Tire manufacturers have production uniformity machines - high volume, feed by conveyors - and the important point - the rims are precision ground, split in the middle and part of the machine set up. It takes about 30 seconds to measure a tire on one of those machnines. BTW, the last time I checked - many years ago - they cost about $600K each. I'm sure they are bumping a million by now! One of our plants has about 30 of them - a serious investment! The Hunter GSP9700 is about $10K!
So keeping in mind that both machines get a FV curve, then they do a mathematical curve fit of a single sine wave to the data. This is called the 1st Harmonic. The high point of that sine wave can then be matched to the low point of the wheel runout to minimize the overall values for the assembly - which mean you need to know where the low point of the rim is.
In the case of the production machines, the size of the sine wave is compared to a specification. If the tire is below the spec, the tire MAY be marked for location (and sometimes value), then sent down the line.
A tire that does NOT meet specifcation is pushed onto a different conveyor. There are things that can be done to improve the uniformity value of a tire. The common method is called "Force Correction" - which is a fancy way of saying they grind off a few thousands of an inch of tread rubber at the high point, which lowers the overall variation. This is frequently done to OE tires to meet the OEM's specs, which are pretty tight.
The Hunter GSP9700 will tell you where the high point of the assembly is - and the machine has some built in tolerances that it compares against. The machine will alert the operator when that tolerance is exceeded. If that happens, the operator can take one of 2 steps.
1) The operator can dismount the tire and measure the bare wheel. This is the best way as this is measuring the surface that the tire sits on. However, it is labor intensive.
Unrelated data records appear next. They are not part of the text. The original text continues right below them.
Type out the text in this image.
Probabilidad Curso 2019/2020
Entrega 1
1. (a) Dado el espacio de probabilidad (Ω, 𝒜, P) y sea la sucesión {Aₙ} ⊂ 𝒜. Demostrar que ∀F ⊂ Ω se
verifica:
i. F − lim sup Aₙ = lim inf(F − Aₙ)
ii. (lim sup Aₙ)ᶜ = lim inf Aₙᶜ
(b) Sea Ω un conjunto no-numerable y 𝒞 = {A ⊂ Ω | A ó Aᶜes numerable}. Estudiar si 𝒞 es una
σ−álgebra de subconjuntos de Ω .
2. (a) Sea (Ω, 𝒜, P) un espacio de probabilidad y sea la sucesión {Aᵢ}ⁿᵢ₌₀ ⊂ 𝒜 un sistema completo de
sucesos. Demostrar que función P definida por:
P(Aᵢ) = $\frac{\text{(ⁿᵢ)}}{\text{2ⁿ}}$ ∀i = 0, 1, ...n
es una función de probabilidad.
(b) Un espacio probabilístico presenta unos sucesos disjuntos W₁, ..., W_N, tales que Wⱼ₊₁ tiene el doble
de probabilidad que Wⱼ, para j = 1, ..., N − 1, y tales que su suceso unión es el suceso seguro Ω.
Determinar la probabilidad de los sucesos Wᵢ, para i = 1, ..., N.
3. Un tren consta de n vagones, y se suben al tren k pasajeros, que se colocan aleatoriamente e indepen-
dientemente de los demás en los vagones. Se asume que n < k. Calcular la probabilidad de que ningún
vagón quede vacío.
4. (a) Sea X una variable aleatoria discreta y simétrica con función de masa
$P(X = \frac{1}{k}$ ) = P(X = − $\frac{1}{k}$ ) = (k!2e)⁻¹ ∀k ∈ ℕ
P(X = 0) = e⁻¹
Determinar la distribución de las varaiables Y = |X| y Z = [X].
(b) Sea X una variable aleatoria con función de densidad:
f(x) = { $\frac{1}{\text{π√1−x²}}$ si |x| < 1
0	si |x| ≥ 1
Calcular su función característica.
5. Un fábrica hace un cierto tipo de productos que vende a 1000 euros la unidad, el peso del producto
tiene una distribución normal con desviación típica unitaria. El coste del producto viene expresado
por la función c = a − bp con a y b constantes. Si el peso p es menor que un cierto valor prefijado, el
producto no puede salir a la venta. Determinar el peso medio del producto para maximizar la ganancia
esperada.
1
2) He can get an estimate of where the low point of the wheel is, by measuring the runout of some part of the wheel. This is always problematic as the tire is on the surface that needs to be measured. Any other location may not be a true picture of what is going on.
The Hunter GSP9700 takes the wheel runout data and subtracts it - point by point - from the assembly data, calculates the best fit 1st Harmonic to the both the rim and the tire, then tells the operator where the high point of the tire is and where the low point of th rim is. - which can then be matched up.
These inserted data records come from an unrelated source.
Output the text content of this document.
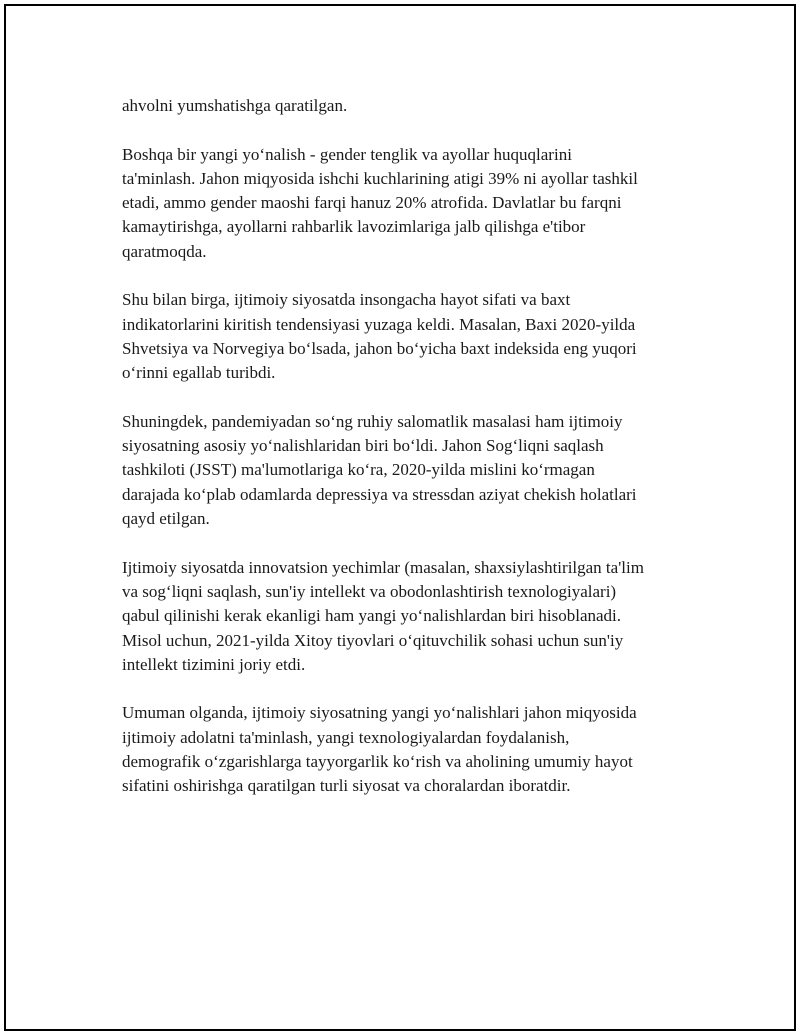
ahvolni yumshatishga qaratilgan.

Boshqa bir yangi yo‘nalish - gender tenglik va ayollar huquqlarini
ta'minlash. Jahon miqyosida ishchi kuchlarining atigi 39% ni ayollar tashkil
etadi, ammo gender maoshi farqi hanuz 20% atrofida. Davlatlar bu farqni
kamaytirishga, ayollarni rahbarlik lavozimlariga jalb qilishga e'tibor
qaratmoqda.

Shu bilan birga, ijtimoiy siyosatda insongacha hayot sifati va baxt
indikatorlarini kiritish tendensiyasi yuzaga keldi. Masalan, Baxi 2020-yilda
Shvetsiya va Norvegiya bo‘lsada, jahon bo‘yicha baxt indeksida eng yuqori
o‘rinni egallab turibdi.

Shuningdek, pandemiyadan so‘ng ruhiy salomatlik masalasi ham ijtimoiy
siyosatning asosiy yo‘nalishlaridan biri bo‘ldi. Jahon Sog‘liqni saqlash
tashkiloti (JSST) ma'lumotlariga ko‘ra, 2020-yilda mislini ko‘rmagan
darajada ko‘plab odamlarda depressiya va stressdan aziyat chekish holatlari
qayd etilgan.

Ijtimoiy siyosatda innovatsion yechimlar (masalan, shaxsiylashtirilgan ta'lim
va sog‘liqni saqlash, sun'iy intellekt va obodonlashtirish texnologiyalari)
qabul qilinishi kerak ekanligi ham yangi yo‘nalishlardan biri hisoblanadi.
Misol uchun, 2021-yilda Xitoy tiyovlari o‘qituvchilik sohasi uchun sun'iy
intellekt tizimini joriy etdi.

Umuman olganda, ijtimoiy siyosatning yangi yo‘nalishlari jahon miqyosida
ijtimoiy adolatni ta'minlash, yangi texnologiyalardan foydalanish,
demografik o‘zgarishlarga tayyorgarlik ko‘rish va aholining umumiy hayot
sifatini oshirishga qaratilgan turli siyosat va choralardan iboratdir.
If the tire is not reoriented on the wheel, then the Hunter GSP9700 is no better than a normal balancer - except you know what the uniformity value is. Where the machines is valuable is that it can measure and minimize the run out.
OK, time for a lesson on the vehicle end of things:
Each vehicle has a certain sensitivity to wheel end vibrations. Some vehicles are very sensitive and some are very insensitive. You don't need to minimize EVERY tire and wheel assembly. You just have to avoid putting assemblies on that are above the sensitivity limt for that particular vehicle. If you know the vehicle's sensitivity, then using the Hunter GSP9700 can prevent a lot of vibration problems.
I know that was a little long, but I hope it was helpful.
I could go on about high speed vs low speed force variation - about putting weights on the rim to counteract the FV - but that is another long discussion!